Gil Scott Heron claimed that, "the revolution will not be televised." I agree, but this assertion was made well before YouTube. The democratization of the media has made it possible to broadcast the revolution. Though GE might not make a habit of informing the masses about abuses by the man, a video of police brutality can reach millions almost instantly and force the hand of the mainstream media. In St. George, MO an officer was caught on video threatening to jail an individual on false charges. Once posted to the internet and pick up by local media, an investigation was initiated.
Granted there are still many hours of useless video residing at YouTube (I should know I have posted some of it), but since its purchase by Google is has been gradually inching its way to legitimacy.

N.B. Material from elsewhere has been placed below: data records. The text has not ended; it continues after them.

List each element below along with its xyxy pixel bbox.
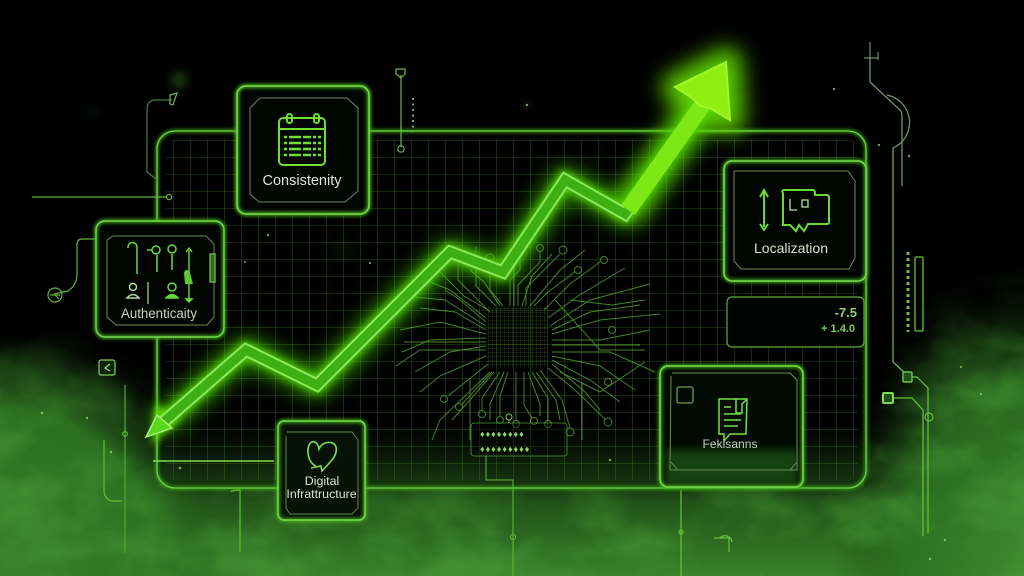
card: Consistency <box>237 86 369 214</box>
icon: document bubble <box>719 399 747 441</box>
smoke texture <box>0 278 1024 576</box>
arrow head <box>675 62 730 120</box>
growth arrow <box>146 62 730 437</box>
icon: corner badge <box>677 387 693 403</box>
icon: leaf heart <box>308 442 336 471</box>
icons: authenticity symbols <box>127 242 215 304</box>
card: Authenticity <box>96 221 224 337</box>
top connector <box>396 69 413 152</box>
value: -7.5: -7.5 <box>835 305 857 320</box>
label: Digital Infrattructure: Infrattructure <box>286 487 357 501</box>
small data readout <box>471 414 567 576</box>
label: Digital Infrattructure: Digital <box>305 474 339 488</box>
icon: calendar <box>279 114 325 165</box>
icon: arrows and speech bubble <box>760 190 829 231</box>
scattered particles <box>41 88 982 560</box>
label: Consistenity: Consistenity <box>262 173 342 189</box>
card: Feedback <box>660 366 803 487</box>
label: Authenticaity: Authenticaity <box>121 306 197 321</box>
value: +1.4.0: + 1.4.0 <box>821 323 855 335</box>
card: Digital Infrastructure <box>278 421 365 520</box>
left connector lines <box>32 93 274 553</box>
label: Localization: Localization <box>754 240 828 256</box>
side gauge <box>908 252 923 332</box>
data box <box>727 297 864 347</box>
card: Localization <box>724 161 866 281</box>
small data readout: ♦♦♦♦♦♦♦♦ <box>480 429 525 439</box>
panel: main dashboard <box>157 131 866 488</box>
label: Fekisanns: Fekisanns <box>702 437 758 451</box>
faint background blobs <box>59 71 530 431</box>
small data readout: ♦♦♦♦♦♦♦♦♦ <box>480 444 530 454</box>
right connector lines <box>679 42 933 576</box>
circuit board graphic <box>396 238 660 440</box>
arrow tail point <box>146 415 172 437</box>
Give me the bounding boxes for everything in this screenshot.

In conjunction with CNN it has become a part of the 2008 election campaign. Users were invited to pose question via YouTube and the best of those questions were posed to the candidates.
Why then do a majority of schools still block access? For any tech savvy teacher there are ways around this problem. There are web tools that will allow you to download streaming video and free converters to allow you to put it in almost any format you desire. However, as we all know, the number of teachers with the expertise, patiences, and time to do this is limited.
I have long advocated web access to almost all but the most obscene sites. How are we to teach students to be citizens if we deny them access to the community? YouTube is only the beginning. Open the playground and let the experimenting begin. Denying students access to the web is not just annoying, but it is criminal.